CINQ SIÈCLES D’HISTOIRE
C’est le fromage suisse par excellence. Et pourtant, il n’est pas si ancien. Le gruyère apparaît au XVe siècle sur les alpages de l’ancien comté du même nom, faisant la richesse de familles fribourgeoises. Il aurait inspiré les créateurs du sbrinz, de l’emmental, du Berner Alpkäse ou encore du comté. Il est protégé depuis 2001 par une appellation, qui n’est cependant pas reconnue dans le monde entier. L’interprofession lutte pour qu’il ne devienne pas un terme générique comme l’emmental.
ACCORD FROMAGE-BIÈRE
Comment mettre en valeur un gruyère salé? «En l’associant avec une bière blonde de type Pilsener ou Kölsch légèrement miellée, note le sommelier de la bière Cyril Hubert.

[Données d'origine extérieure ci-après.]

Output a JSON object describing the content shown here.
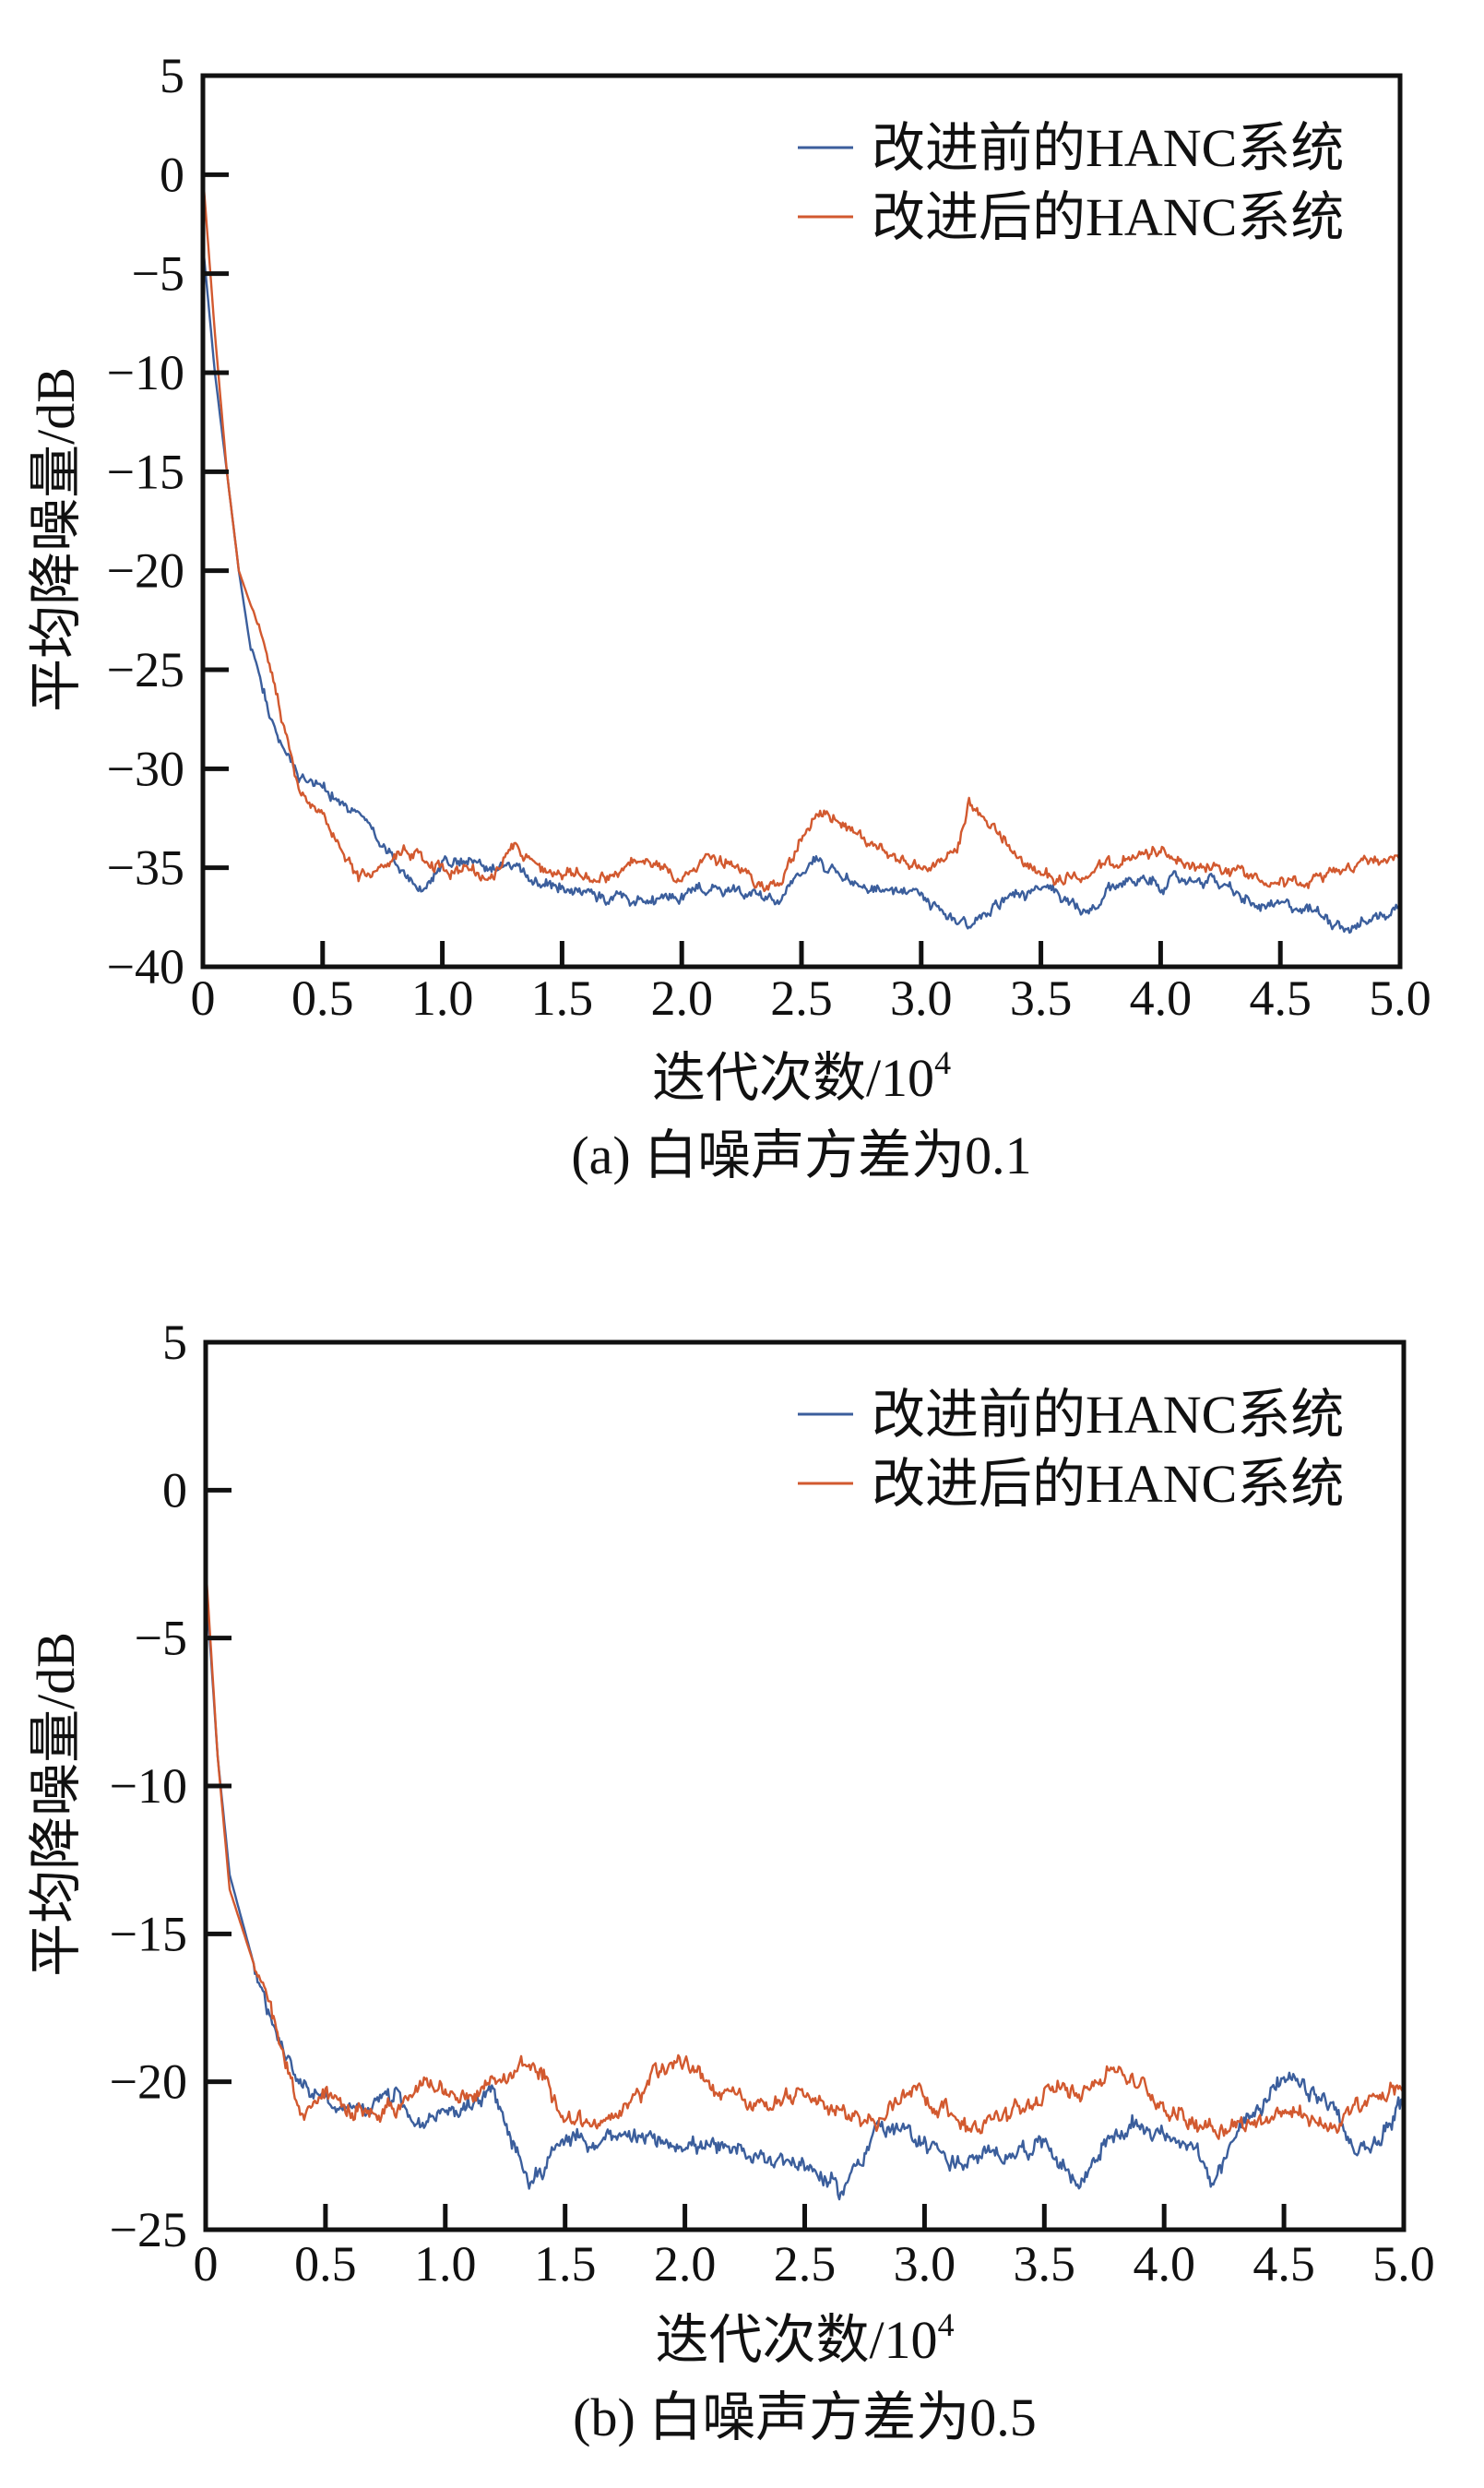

Leur effervescence nettoie une partie du gras et du salé en bouche.» «La Rivale de la brasserie des Trois Dames se marie bien avec ces fromages, ajoute son collègue Jürg Aeschbacher, comme la Stirling de la Nébuleuse pour le gruyère d’alpage.» Pour les vieux gruyères, les spécialistes conseillent une IPA aromatique et amère ou une Brunette de Boxer.